Сначала военнопленных пытались отправить на военные заводы. Женщины отказались.
Сопротивление возглавила военврач Евгения Клем, которая хорошо знала немецкий
язык. Удалось настоять на своем. И снова глухие товарные вагоны, неведомый путь.
Ночная станция Фюрстенберг. Моросящий дождь пополам со снегом. Эсэсовки в черной
форме, грубые окрики, лай собак. Со скрипом расходятся створки громадных ворот
- это концлагерь Равенсбрюк.
Чтобы знали, куда попали отказчицы, их, раздетых, уложили на усыпанный февральским
снежком аппельплац. Потом баня. Стрижка наголо. Грязная полосатая одежда и винкель
- цветной треугольник - с номером.
- У вас нет ни имени, ни фамилии. Только номер! - прокричала лагерфюрерин. Этот
номер Маша Родькина помнит до сих пор: "19396".
... Картинки Равенсбрюка не стираются, не тускнеют в памяти. Дети, привезенные
из Освенцима, и среди них трехлетний мальчик Миша... Работа на ткацкой фабрике,
наказания за каждую ошибку... У Маши однажды "сбежал" челнок... "Девочки замерли
- сейчас меня забьют... Мастер-румын подошел, а меня из-за станка еле видно.

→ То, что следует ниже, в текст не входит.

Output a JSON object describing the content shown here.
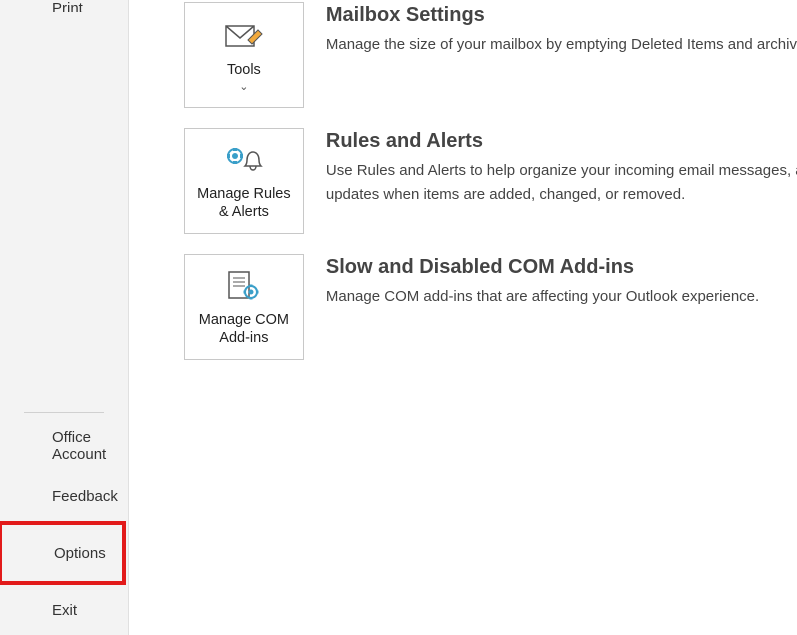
{
  "sidebar": {
    "top": [
      {
        "label": "Print"
      }
    ],
    "bottom": [
      {
        "label": "Office Account"
      },
      {
        "label": "Feedback"
      },
      {
        "label": "Options"
      },
      {
        "label": "Exit"
      }
    ]
  },
  "sections": {
    "mailbox": {
      "tile_label": "Tools",
      "title": "Mailbox Settings",
      "desc": "Manage the size of your mailbox by emptying Deleted Items and archiving."
    },
    "rules": {
      "tile_label": "Manage Rules & Alerts",
      "title": "Rules and Alerts",
      "desc1": "Use Rules and Alerts to help organize your incoming email messages, and receive",
      "desc2": "updates when items are added, changed, or removed."
    },
    "com": {
      "tile_label": "Manage COM Add-ins",
      "title": "Slow and Disabled COM Add-ins",
      "desc": "Manage COM add-ins that are affecting your Outlook experience."
    }
  }
}
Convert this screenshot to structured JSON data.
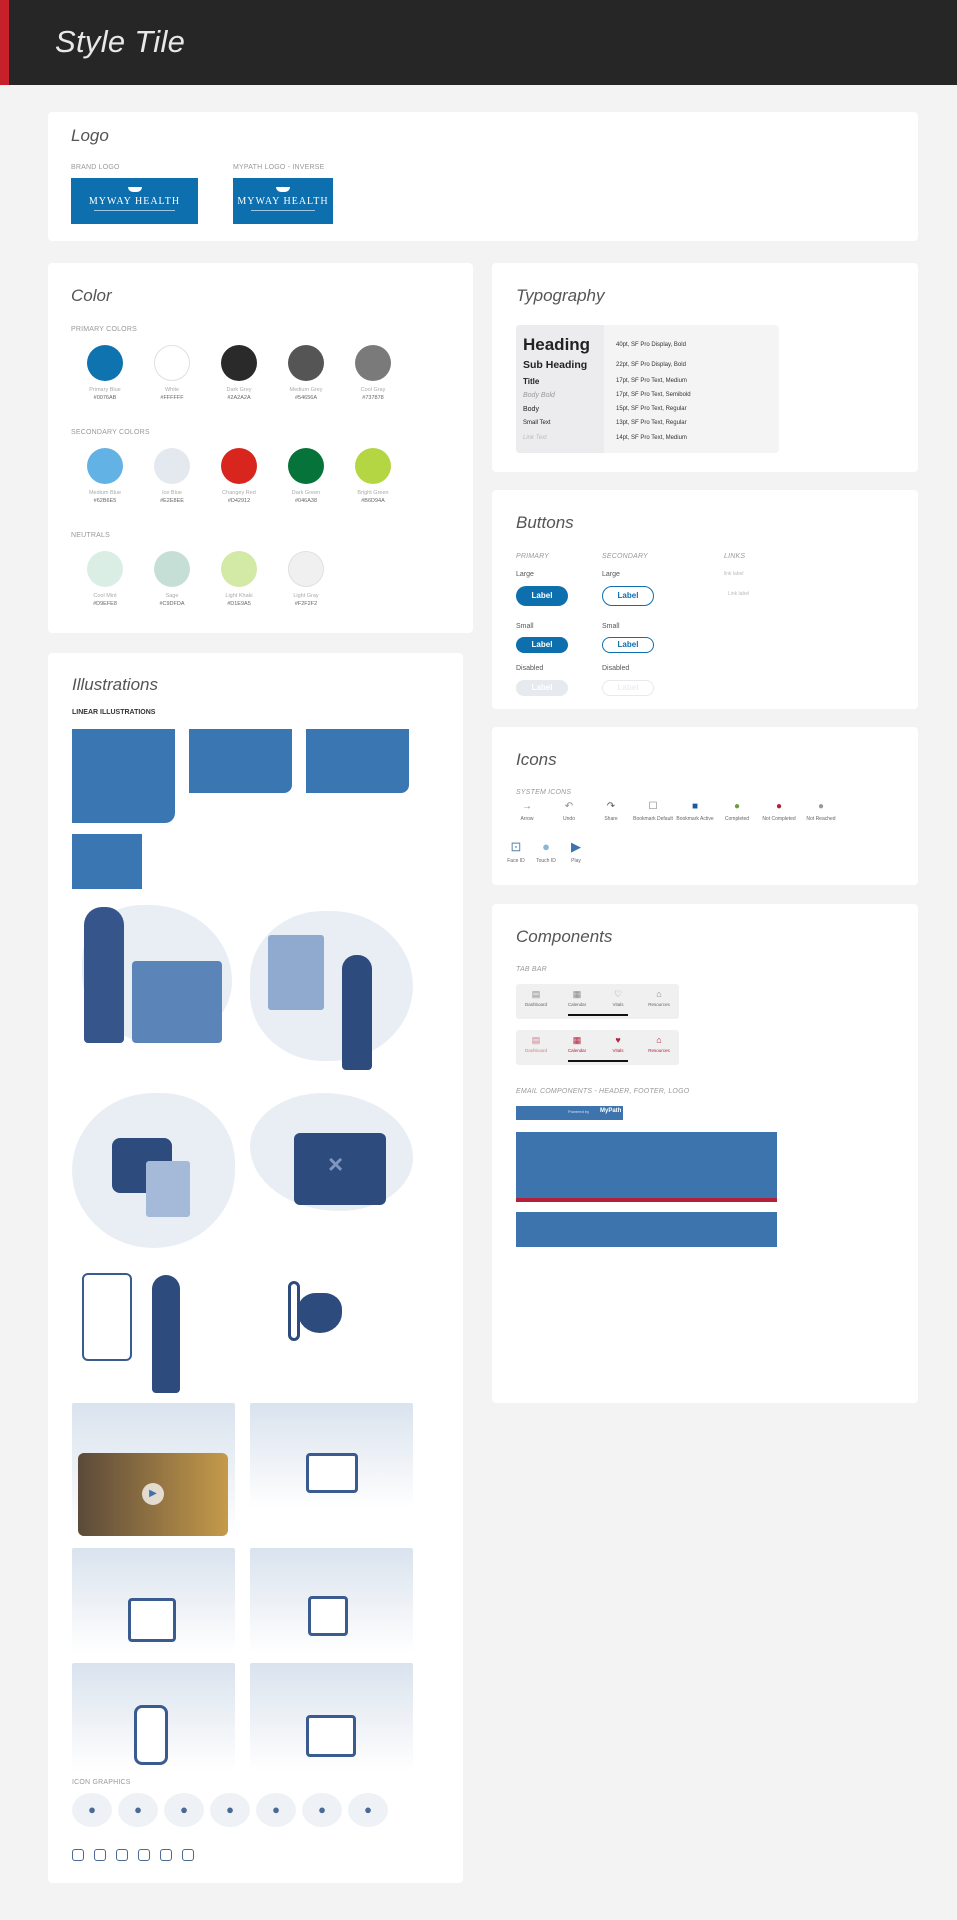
{
  "header": {
    "title": "Style Tile"
  },
  "logo": {
    "title": "Logo",
    "brand_caption": "BRAND LOGO",
    "inverse_caption": "MYPATH LOGO - INVERSE",
    "brand_text": "MYWAY HEALTH",
    "inverse_text": "MYWAY HEALTH"
  },
  "color": {
    "title": "Color",
    "primary_caption": "PRIMARY COLORS",
    "secondary_caption": "SECONDARY COLORS",
    "neutrals_caption": "NEUTRALS",
    "primary": [
      {
        "name": "Primary Blue",
        "hex": "#0076AB",
        "color": "#0e73ae"
      },
      {
        "name": "White",
        "hex": "#FFFFFF",
        "color": "#ffffff"
      },
      {
        "name": "Dark Grey",
        "hex": "#2A2A2A",
        "color": "#2a2a2a"
      },
      {
        "name": "Medium Grey",
        "hex": "#54656A",
        "color": "#555555"
      },
      {
        "name": "Cool Gray",
        "hex": "#737878",
        "color": "#7a7a7a"
      }
    ],
    "secondary": [
      {
        "name": "Medium Blue",
        "hex": "#62B6E5",
        "color": "#62b2e6"
      },
      {
        "name": "Ice Blue",
        "hex": "#E2E8EE",
        "color": "#e4e8ef"
      },
      {
        "name": "Changey Red",
        "hex": "#D42912",
        "color": "#d8261f"
      },
      {
        "name": "Dark Green",
        "hex": "#046A38",
        "color": "#06733a"
      },
      {
        "name": "Bright Green",
        "hex": "#B6D94A",
        "color": "#b4d643"
      }
    ],
    "neutrals": [
      {
        "name": "Cool Mint",
        "hex": "#D9EFE8",
        "color": "#dbeee6"
      },
      {
        "name": "Sage",
        "hex": "#C9DFDA",
        "color": "#c6dfd6"
      },
      {
        "name": "Light Khaki",
        "hex": "#D1E9A5",
        "color": "#d3e9a6"
      },
      {
        "name": "Light Gray",
        "hex": "#F2F2F2",
        "color": "#f0f0f0"
      }
    ]
  },
  "typography": {
    "title": "Typography",
    "rows": [
      {
        "sample": "Heading",
        "spec": "40pt, SF Pro Display, Bold"
      },
      {
        "sample": "Sub Heading",
        "spec": "22pt, SF Pro Display, Bold"
      },
      {
        "sample": "Title",
        "spec": "17pt, SF Pro Text, Medium"
      },
      {
        "sample": "Body Bold",
        "spec": "17pt, SF Pro Text, Semibold"
      },
      {
        "sample": "Body",
        "spec": "15pt, SF Pro Text, Regular"
      },
      {
        "sample": "Small Text",
        "spec": "13pt, SF Pro Text, Regular"
      },
      {
        "sample": "Link Text",
        "spec": "14pt, SF Pro Text, Medium"
      }
    ]
  },
  "buttons": {
    "title": "Buttons",
    "primary_caption": "PRIMARY",
    "secondary_caption": "SECONDARY",
    "links_caption": "LINKS",
    "large": "Large",
    "small": "Small",
    "disabled": "Disabled",
    "label": "Label",
    "link_1": "link label",
    "link_2": "Link label"
  },
  "icons": {
    "title": "Icons",
    "caption": "SYSTEM ICONS",
    "row1": [
      {
        "name": "Arrow",
        "glyph": "→"
      },
      {
        "name": "Undo",
        "glyph": "↶"
      },
      {
        "name": "Share",
        "glyph": "↷"
      },
      {
        "name": "Bookmark Default",
        "glyph": "☐"
      },
      {
        "name": "Bookmark Active",
        "glyph": "■"
      },
      {
        "name": "Completed",
        "glyph": "●"
      },
      {
        "name": "Not Completed",
        "glyph": "●"
      },
      {
        "name": "Not Reached",
        "glyph": "●"
      }
    ],
    "row2": [
      {
        "name": "Face ID",
        "glyph": "⊡"
      },
      {
        "name": "Touch ID",
        "glyph": "●"
      },
      {
        "name": "Play",
        "glyph": "▶"
      }
    ]
  },
  "components": {
    "title": "Components",
    "tabbar_caption": "TAB BAR",
    "email_caption": "EMAIL COMPONENTS - HEADER, FOOTER, LOGO",
    "tabs": [
      "Dashboard",
      "Calendar",
      "Vitals",
      "Resources"
    ],
    "email_small_a": "Powered by",
    "email_small_b": "MyPath"
  },
  "illustrations": {
    "title": "Illustrations",
    "linear_caption": "LINEAR ILLUSTRATIONS",
    "icon_graphics_caption": "ICON GRAPHICS"
  }
}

Он только глянул и ушел... Наши раненые девочки работать не могли, их взяли
на "черный транспорт". Это значит: в газкамеру. Евгения Лазаревна Клем сказала:
"Объявим голодовку, пусть наших вернут!" День, другой, третий... Только воду
пьем. Чешки-заключенные несут нам продукты, мы отказываемся... Вы знаете, девочек
вернули!
Мы все время настаивали, что с нами не имеют права поступать так, мы - военнопленные,
есть соответствующая конвенция..."
А потом пришло освобождение.
Из фильтрационного дела Родькиной Марии Михайловны (протокол допроса
от 2 января 1946 года):
"Я помню день освобождения. Но... это не радость была для меня. Здесь я увидела
ужасное отношение к освобожденным девушкам. Помощи нам никакой не сделали. И
сказать по совести, я лучше бы согласилась оставаться там, в лагере, чем сейчас
носить пятно пленника... Я предполагала, что тысячи упреков могут быть брошены
по моему адресу. Так и случилось. Человек в гимнастерке, увешанной медалями,
стучал себя в грудь кулаком и повторял: "Я - ваш освободитель!" Как нас унижали
в офицерской столовой части, разместившейся в бывшем концлагере! Как пренебрежительно
к нам относились! Как будто все они - герои, а мы - изменники Родины. Да, мы
- не герои. Мы - жертвы войны. И если бы за нас тогда не вступился комиссар
Рубежанский, не знаю, смогла бы я все это вынести".
После был родной Ишим.
Из рассказа Марии Михайловны Бердюгиной (г. Ишим, 18 мая 2006 г.):
-Я вернулась и стала искать работу. Мне подсказали: иди в горком комсомола,
они тебя посылали на фронт. Пришла. Там был некий Кириенко, который, я думаю,
ни разу не слышал, как летят самолеты, как воют сброшенные бомбы. Он сказал
мне: "Я за тебя партбилет ложить не буду!" Я сначала не поняла. Так он объяснил:
"Зачем ты вернулась? Зачем попала в плен? У тебя в сумке были бинты, а вокруг
стояли березы". Значит, я должна была покончить с собой? А то, что у меня вокруг
двадцать раненых и все кричат: "сестричка!" и просят помочь? Вот так меня встретили
из плена... И была еще одна, личная причина для переживаний. Сверстник Костя
Ражев, еще довоенная симпатия, пришел домой героем. Настоящим, с Золотой Звездой
на гимнастерке.
Из фильтрационного дела Родькиной Марии Михайловны:
"У меня еще был яркий - из случаев случай. Это было здесь, в Ишиме. Я встретилась
со старым другом, у меня пробудилась к нему прежняя любовь, прежнее желание
видеть его, встречаться с ним. Но как пушинка против ветра я была отброшена.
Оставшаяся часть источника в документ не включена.